Brazilian beef processor Minerva will report its third quarter results at the end of Wednesday, weeks ahead of the standard reporting period in November, indicating the company's eagerness to share positive news on beef exports buoyed by a favorable exchange rate, and domestic growth capitalizing on high pork and poultry prices, according to Deutsche Bank Markets Research.
Net revenue growth of 11.4 percent year-on-year (to BRL1.185 million) is the outlook for Minerva's Q3 results, said DB analyst Rebeca Sanchez Sarmiento in a report published Tuesday.

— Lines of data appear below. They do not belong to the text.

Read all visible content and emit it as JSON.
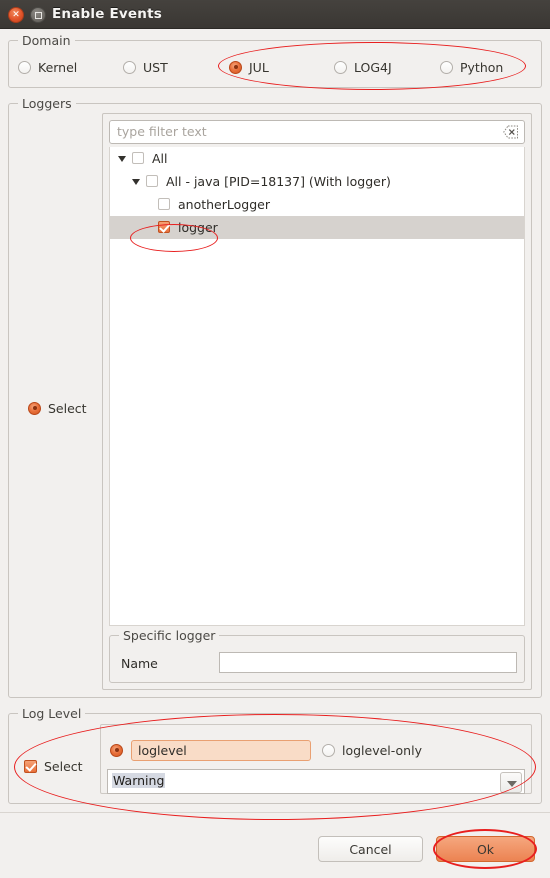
{
  "window": {
    "title": "Enable Events",
    "close_icon": "close-icon",
    "maximize_icon": "maximize-icon"
  },
  "domain": {
    "group_title": "Domain",
    "options": [
      {
        "label": "Kernel",
        "selected": false
      },
      {
        "label": "UST",
        "selected": false
      },
      {
        "label": "JUL",
        "selected": true
      },
      {
        "label": "LOG4J",
        "selected": false
      },
      {
        "label": "Python",
        "selected": false
      }
    ]
  },
  "loggers": {
    "group_title": "Loggers",
    "select_label": "Select",
    "select_checked": true,
    "filter": {
      "placeholder": "type filter text",
      "value": "",
      "clear_icon": "clear-filter-icon"
    },
    "tree": [
      {
        "label": "All",
        "checked": false,
        "expanded": true,
        "depth": 0,
        "selected": false
      },
      {
        "label": "All - java [PID=18137] (With logger)",
        "checked": false,
        "expanded": true,
        "depth": 1,
        "selected": false
      },
      {
        "label": "anotherLogger",
        "checked": false,
        "expanded": null,
        "depth": 2,
        "selected": false
      },
      {
        "label": "logger",
        "checked": true,
        "expanded": null,
        "depth": 2,
        "selected": true
      }
    ],
    "specific": {
      "group_title": "Specific logger",
      "name_label": "Name",
      "name_value": ""
    }
  },
  "log_level": {
    "group_title": "Log Level",
    "select_label": "Select",
    "select_checked": true,
    "modes": [
      {
        "label": "loglevel",
        "selected": true
      },
      {
        "label": "loglevel-only",
        "selected": false
      }
    ],
    "level_value": "Warning",
    "dropdown_icon": "chevron-down-icon"
  },
  "footer": {
    "cancel_label": "Cancel",
    "ok_label": "Ok"
  },
  "colors": {
    "accent": "#e8703b",
    "annotation": "#e81f1f",
    "titlebar": "#3a3733",
    "dialog_bg": "#f2f0ee",
    "peach_field": "#f9dcc7"
  }
}
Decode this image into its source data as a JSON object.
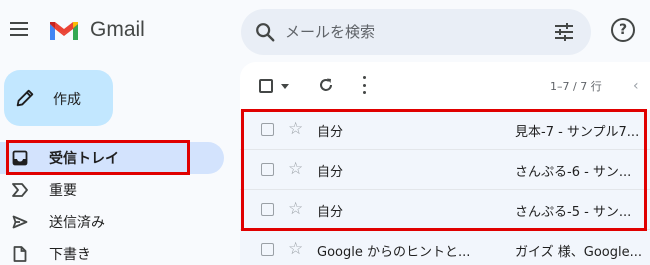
{
  "header": {
    "app_name": "Gmail",
    "search_placeholder": "メールを検索"
  },
  "sidebar": {
    "compose_label": "作成",
    "items": [
      {
        "label": "受信トレイ",
        "icon": "inbox-icon",
        "selected": true
      },
      {
        "label": "重要",
        "icon": "important-icon"
      },
      {
        "label": "送信済み",
        "icon": "sent-icon"
      },
      {
        "label": "下書き",
        "icon": "draft-icon"
      }
    ]
  },
  "toolbar": {
    "page_count": "1–7 / 7 行"
  },
  "emails": [
    {
      "sender": "自分",
      "subject": "見本-7 - サンプル7..."
    },
    {
      "sender": "自分",
      "subject": "さんぷる-6 - サン..."
    },
    {
      "sender": "自分",
      "subject": "さんぷる-5 - サン..."
    },
    {
      "sender": "Google からのヒントと...",
      "subject": "ガイズ 様、Google..."
    }
  ],
  "colors": {
    "highlight": "#e00000",
    "selected_nav": "#d3e3fd",
    "compose_bg": "#c2e7ff"
  }
}
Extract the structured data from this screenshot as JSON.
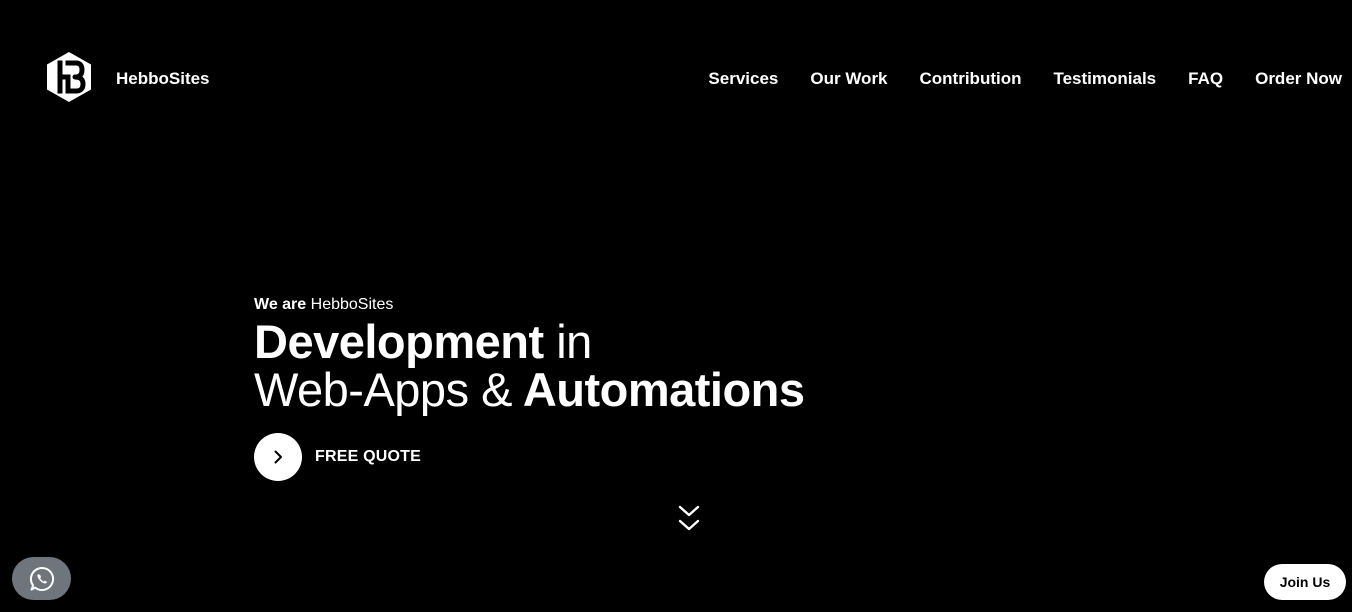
{
  "header": {
    "logo_icon": "hebbosites-hexagon-logo",
    "brand": "HebboSites",
    "nav": [
      {
        "label": "Services"
      },
      {
        "label": "Our Work"
      },
      {
        "label": "Contribution"
      },
      {
        "label": "Testimonials"
      },
      {
        "label": "FAQ"
      },
      {
        "label": "Order Now"
      }
    ]
  },
  "hero": {
    "intro_bold": "We are",
    "intro_rest": "HebboSites",
    "line1_strong": "Development",
    "line1_light": "in",
    "line2_light": "Web-Apps &",
    "line2_strong": "Automations",
    "cta_label": "FREE QUOTE",
    "cta_icon": "chevron-right-icon",
    "scroll_icon": "double-chevron-down-icon"
  },
  "floating": {
    "whatsapp_icon": "whatsapp-icon",
    "join_label": "Join Us"
  },
  "colors": {
    "background": "#000000",
    "text": "#ffffff",
    "whatsapp_bg": "#6f757d"
  }
}
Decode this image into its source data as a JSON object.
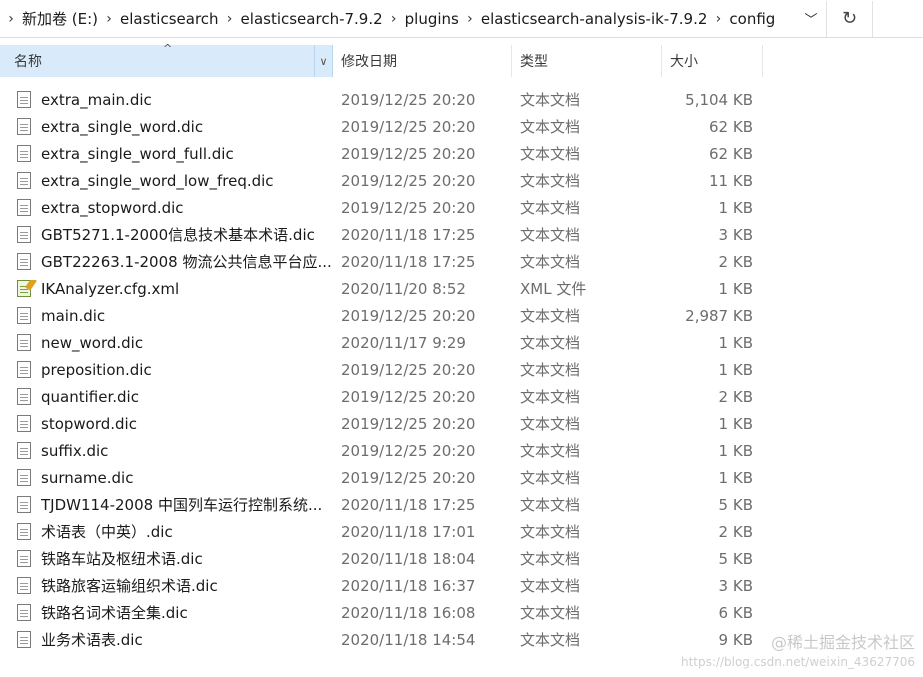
{
  "breadcrumb": {
    "items": [
      "新加卷 (E:)",
      "elasticsearch",
      "elasticsearch-7.9.2",
      "plugins",
      "elasticsearch-analysis-ik-7.9.2",
      "config"
    ],
    "separator": "›",
    "dropdown_icon": "chevron-down-icon",
    "refresh_icon": "refresh-icon"
  },
  "columns": {
    "name": "名称",
    "date": "修改日期",
    "type": "类型",
    "size": "大小",
    "sort_indicator": "^",
    "sorted_column": "name"
  },
  "files": [
    {
      "name": "extra_main.dic",
      "date": "2019/12/25 20:20",
      "type": "文本文档",
      "size": "5,104 KB",
      "icon": "text-file-icon"
    },
    {
      "name": "extra_single_word.dic",
      "date": "2019/12/25 20:20",
      "type": "文本文档",
      "size": "62 KB",
      "icon": "text-file-icon"
    },
    {
      "name": "extra_single_word_full.dic",
      "date": "2019/12/25 20:20",
      "type": "文本文档",
      "size": "62 KB",
      "icon": "text-file-icon"
    },
    {
      "name": "extra_single_word_low_freq.dic",
      "date": "2019/12/25 20:20",
      "type": "文本文档",
      "size": "11 KB",
      "icon": "text-file-icon"
    },
    {
      "name": "extra_stopword.dic",
      "date": "2019/12/25 20:20",
      "type": "文本文档",
      "size": "1 KB",
      "icon": "text-file-icon"
    },
    {
      "name": "GBT5271.1-2000信息技术基本术语.dic",
      "date": "2020/11/18 17:25",
      "type": "文本文档",
      "size": "3 KB",
      "icon": "text-file-icon"
    },
    {
      "name": "GBT22263.1-2008 物流公共信息平台应...",
      "date": "2020/11/18 17:25",
      "type": "文本文档",
      "size": "2 KB",
      "icon": "text-file-icon"
    },
    {
      "name": "IKAnalyzer.cfg.xml",
      "date": "2020/11/20 8:52",
      "type": "XML 文件",
      "size": "1 KB",
      "icon": "xml-file-icon"
    },
    {
      "name": "main.dic",
      "date": "2019/12/25 20:20",
      "type": "文本文档",
      "size": "2,987 KB",
      "icon": "text-file-icon"
    },
    {
      "name": "new_word.dic",
      "date": "2020/11/17 9:29",
      "type": "文本文档",
      "size": "1 KB",
      "icon": "text-file-icon"
    },
    {
      "name": "preposition.dic",
      "date": "2019/12/25 20:20",
      "type": "文本文档",
      "size": "1 KB",
      "icon": "text-file-icon"
    },
    {
      "name": "quantifier.dic",
      "date": "2019/12/25 20:20",
      "type": "文本文档",
      "size": "2 KB",
      "icon": "text-file-icon"
    },
    {
      "name": "stopword.dic",
      "date": "2019/12/25 20:20",
      "type": "文本文档",
      "size": "1 KB",
      "icon": "text-file-icon"
    },
    {
      "name": "suffix.dic",
      "date": "2019/12/25 20:20",
      "type": "文本文档",
      "size": "1 KB",
      "icon": "text-file-icon"
    },
    {
      "name": "surname.dic",
      "date": "2019/12/25 20:20",
      "type": "文本文档",
      "size": "1 KB",
      "icon": "text-file-icon"
    },
    {
      "name": "TJDW114-2008 中国列车运行控制系统...",
      "date": "2020/11/18 17:25",
      "type": "文本文档",
      "size": "5 KB",
      "icon": "text-file-icon"
    },
    {
      "name": "术语表（中英）.dic",
      "date": "2020/11/18 17:01",
      "type": "文本文档",
      "size": "2 KB",
      "icon": "text-file-icon"
    },
    {
      "name": "铁路车站及枢纽术语.dic",
      "date": "2020/11/18 18:04",
      "type": "文本文档",
      "size": "5 KB",
      "icon": "text-file-icon"
    },
    {
      "name": "铁路旅客运输组织术语.dic",
      "date": "2020/11/18 16:37",
      "type": "文本文档",
      "size": "3 KB",
      "icon": "text-file-icon"
    },
    {
      "name": "铁路名词术语全集.dic",
      "date": "2020/11/18 16:08",
      "type": "文本文档",
      "size": "6 KB",
      "icon": "text-file-icon"
    },
    {
      "name": "业务术语表.dic",
      "date": "2020/11/18 14:54",
      "type": "文本文档",
      "size": "9 KB",
      "icon": "text-file-icon"
    }
  ],
  "watermark": {
    "line1": "@稀土掘金技术社区",
    "line2": "https://blog.csdn.net/weixin_43627706"
  },
  "colors": {
    "header_selected_bg": "#d9ebfa",
    "secondary_text": "#6d6d6d"
  }
}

Export growth has been driven by a steadily favorable exchange rate for Brazil, while domestic beef sales have benefited from industry-wide price increases for pork and poultry, she said.
Minerva's margins should benefit from a sweet spot in Brazil's cattle cycle, however higher interest expenses could drag on the company's bottom line, she noted.
Live cattle prices are below levels from last year, down roughly 7 percent from Q3 2011. Minerva's live cattle sales are up significantly, Sanchez Sarmiento wrote, leading DB to expect a gross margin expansion of 568 basis points. Selling, General and Administrative Expenses, or SG&A, should increase compared to last year in step with a boost in live cattle sales.
Deutsche Bank forecasts an EBITDA of BRL125 million, which would be up 38 percent from Q3 last year, and would result in an EBITDA margin of 10.6 percent, with 204 basis points of margin expansion.
Minerva reported a loss of BRL130.3 million in Q2 of this year, due mainly to the exchange rate's impact on debt held in U.S. dollars, the company said in August. Minerva's EBITDA rose 41.4 percent in Q2 compared to the year prior, to BRL112.7 million, which lifted the company's EBITDA margin to 10.5 percent from 8.5 percent.